I don't know how anyone could have any confidence in the legal system in this county and state after the actions of the state's largest prosecutor's office and the total mishandling of the prosecution of this corruption by the U.S. Attorney's Office in the northern and southern districts of Indiana. There is clearly an elite group of legal players who are above the law and can pretty much do what they damn well please, while other attorneys face a death sentence to their legal careers for the most minor of transgressions that have absolutely no impact whatsoever on the administration of justice. I would note that I am naming Jennifer Lukemeyer and Harrison Epperly in this blog post, something Hogsett would not do in his official filings with the court in order to protect their reputations. It's his reputation that he should be concerned about. He has very little credibility left after his complete mishandling of this case.

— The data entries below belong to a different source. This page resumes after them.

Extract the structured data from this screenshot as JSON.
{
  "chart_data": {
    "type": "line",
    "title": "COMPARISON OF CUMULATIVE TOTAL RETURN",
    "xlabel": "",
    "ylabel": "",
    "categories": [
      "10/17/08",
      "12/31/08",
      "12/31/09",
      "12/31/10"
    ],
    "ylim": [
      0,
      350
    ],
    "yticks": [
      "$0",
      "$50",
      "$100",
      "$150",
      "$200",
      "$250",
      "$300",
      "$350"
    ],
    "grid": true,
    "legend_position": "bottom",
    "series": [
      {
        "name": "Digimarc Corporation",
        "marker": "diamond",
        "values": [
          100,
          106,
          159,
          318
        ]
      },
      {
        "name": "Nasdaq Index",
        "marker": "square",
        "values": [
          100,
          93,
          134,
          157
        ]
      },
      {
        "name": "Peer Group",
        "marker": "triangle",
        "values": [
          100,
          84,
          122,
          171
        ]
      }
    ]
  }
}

Someone in the Justice Department needs to explain to the people of Indiana why our federal prosecutors use a different standard entirely for prosecuting public corruption cases than other districts throughout this country. If the Chicago U.S. Attorney's Office applied the Hogsett standard, neither former Gov. George Ryan nor Gov. Rod Blagojevich would have been prosecuted. It's also very curious that the NSA is spying on all our private e-mails and phone conversations, but the U.S. Attorney's Office in Indianapolis will not seek the court's permission to wiretap phones in order to prosecute public officials in Indiana. Here's a clue, Joe. Look up the meaning of honest services fraud. If you don't believe you have sufficient evidence to prosecute for bribery, you sure as hell can indict these corrupt bastards under the honest services fraud statute just like they've done in multiple cases in Chicago. You're not using the tools at your disposal because you are protecting people in order to advance your own political career. You're no better than Susan Brooks, who dumped well-investigated cases in the wastebasket to protect people she would rely upon to advance her political and professional career. What don't you explain to the public, Joe, why your office ignores all of the collateral corruption involving convicted Ponzi schemer Tim Durham that touches on some of the most powerful people in this city and state? Who are you protecting, Joe?


Marycatherine Barton said...

These people Joe H. and Susan B. are protecting bear the same satanic name as does the Pike High School football team -- RED DEVILS.

Anonymous said...

this situation sounds more like Louisiana politics where those with criminal appeals pending make political campaign contributions to candidates for the Louisiana Supreme Court.